The results obtained for the verification event (i.e. neap tide of 20 June, 1972) at stations B and C are shown in figure 4. Despite the significant reduction in water level changes during the neap tide noticeable variations in the vertical salinity profile throughout the tidal cycle is again predicted.

The predicted asymmetry in the salinity profiles between stations B and C and also with respect to time are as expected for a complex estuary such as the Tay.
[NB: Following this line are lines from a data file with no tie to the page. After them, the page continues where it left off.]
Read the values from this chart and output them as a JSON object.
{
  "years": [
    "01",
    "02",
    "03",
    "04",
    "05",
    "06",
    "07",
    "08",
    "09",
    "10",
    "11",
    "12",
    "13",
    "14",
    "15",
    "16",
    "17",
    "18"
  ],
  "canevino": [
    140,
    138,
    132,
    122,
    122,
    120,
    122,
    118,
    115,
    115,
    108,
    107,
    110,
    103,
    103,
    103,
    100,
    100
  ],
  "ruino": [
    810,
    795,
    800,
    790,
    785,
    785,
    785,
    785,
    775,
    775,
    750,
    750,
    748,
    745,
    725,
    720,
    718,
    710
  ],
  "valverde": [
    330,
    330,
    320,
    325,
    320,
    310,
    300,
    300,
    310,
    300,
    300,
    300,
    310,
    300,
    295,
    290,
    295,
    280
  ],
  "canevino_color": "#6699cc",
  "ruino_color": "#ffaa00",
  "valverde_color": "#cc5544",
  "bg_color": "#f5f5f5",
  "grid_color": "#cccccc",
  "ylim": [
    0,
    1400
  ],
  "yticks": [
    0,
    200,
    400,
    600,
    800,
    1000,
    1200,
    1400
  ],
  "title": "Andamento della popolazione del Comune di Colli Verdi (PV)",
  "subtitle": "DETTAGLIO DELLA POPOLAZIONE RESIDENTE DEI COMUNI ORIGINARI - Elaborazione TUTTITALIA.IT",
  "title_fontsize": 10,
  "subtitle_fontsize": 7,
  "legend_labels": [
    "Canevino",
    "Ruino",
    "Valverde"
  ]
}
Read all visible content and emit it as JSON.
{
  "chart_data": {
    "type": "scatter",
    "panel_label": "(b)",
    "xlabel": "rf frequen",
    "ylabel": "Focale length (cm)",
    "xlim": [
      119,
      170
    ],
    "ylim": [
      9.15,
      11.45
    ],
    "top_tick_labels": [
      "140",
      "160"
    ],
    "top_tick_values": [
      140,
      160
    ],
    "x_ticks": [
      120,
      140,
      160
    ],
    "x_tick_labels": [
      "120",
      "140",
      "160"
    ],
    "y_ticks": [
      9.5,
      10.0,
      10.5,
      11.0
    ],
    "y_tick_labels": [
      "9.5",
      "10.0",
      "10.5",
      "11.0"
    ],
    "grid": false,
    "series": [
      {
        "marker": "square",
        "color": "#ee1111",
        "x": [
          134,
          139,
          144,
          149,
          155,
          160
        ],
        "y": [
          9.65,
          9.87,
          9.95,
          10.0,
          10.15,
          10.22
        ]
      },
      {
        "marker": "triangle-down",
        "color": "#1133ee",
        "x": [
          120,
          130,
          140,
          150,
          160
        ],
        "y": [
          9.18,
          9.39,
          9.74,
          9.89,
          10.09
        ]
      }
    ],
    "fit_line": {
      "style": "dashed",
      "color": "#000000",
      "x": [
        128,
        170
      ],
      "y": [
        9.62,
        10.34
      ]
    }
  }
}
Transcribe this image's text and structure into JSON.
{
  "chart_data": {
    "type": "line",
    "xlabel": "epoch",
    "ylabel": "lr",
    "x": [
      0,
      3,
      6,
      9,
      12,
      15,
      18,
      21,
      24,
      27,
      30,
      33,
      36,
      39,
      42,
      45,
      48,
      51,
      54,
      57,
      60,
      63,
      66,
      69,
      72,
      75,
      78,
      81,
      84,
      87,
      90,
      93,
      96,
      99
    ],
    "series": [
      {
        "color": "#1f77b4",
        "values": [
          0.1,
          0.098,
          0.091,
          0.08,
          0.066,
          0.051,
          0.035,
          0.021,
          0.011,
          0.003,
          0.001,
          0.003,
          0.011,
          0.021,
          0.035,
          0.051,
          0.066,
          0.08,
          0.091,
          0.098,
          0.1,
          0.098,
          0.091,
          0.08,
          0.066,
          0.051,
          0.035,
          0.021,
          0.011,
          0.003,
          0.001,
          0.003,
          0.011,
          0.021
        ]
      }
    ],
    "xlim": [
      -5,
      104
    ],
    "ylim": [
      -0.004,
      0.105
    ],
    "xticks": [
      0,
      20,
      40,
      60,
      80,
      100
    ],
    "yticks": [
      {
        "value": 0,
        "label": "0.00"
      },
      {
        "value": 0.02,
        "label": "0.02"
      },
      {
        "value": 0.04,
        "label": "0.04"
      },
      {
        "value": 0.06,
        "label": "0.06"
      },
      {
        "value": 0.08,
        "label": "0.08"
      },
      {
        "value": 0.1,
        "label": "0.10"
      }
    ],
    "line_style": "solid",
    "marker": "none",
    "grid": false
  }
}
Fig. 3 Salinity Profiles, Spring tide of 12 June 1972

Fig. 4 Salinity Profiles, Neap tide of 20 June 1972

Our numerical experiments showed that to obtain results comparable with those shown in figure 3 and 4 via the use of full 3-D computations, computer CPU time of two order of magnitudes larger than the time used in the present computations is required. It should also be noted that in most cases 3-D computations require parallel processing systems.Therefore another advantage of our method is that useful quantitative results about 3-D dispersion of solutes in tidal water systems can be obtained withoutemploying costly super computers.

5 CONCLUSIONS

The novel modelling approach presented in this paper is shown to yield accurate solute concentration profiles in a water column (i.e. bed to surface direction) in tidal water ways. In this approach full three dimensional computations are avoided and hence the model provides a very cost effective scheme for obtaining results for complex tidal water ways under realistic conditions. Practical problems involving high cost of 3-D computations can be solved by this method. To overcome the complexity of the implementation of the developed multi-stage software and to make it accessible to users who may have a minimal knowledge of mathematical modelling the scheme should be used in conjunction with an information processing tool. The basic structure of the proposed IT system is explained and its application to a realistic case study is presented. The results obtained by the model for the salinity profiles in lower reaches of the Tay estuary reveal detailed information regarding solute concentration variations during a tidal cycle in the water column at selected locations along the estuary. Critical evaluation of the generated results show their theoretical consistency and close comparison with realistically expected data. The developed model is a general tool and can be applied to simulate a variety of hydro-environmental phenomena in complex estuaries and coastal zones.

6 ACKNOWLEDGMENT

The authors wish to thank Engineering and Physical Research Council of UK (EPSRC) and LoughboroughUniversity for PhD studentships, which enabled the development of the model and information processing system described in this work.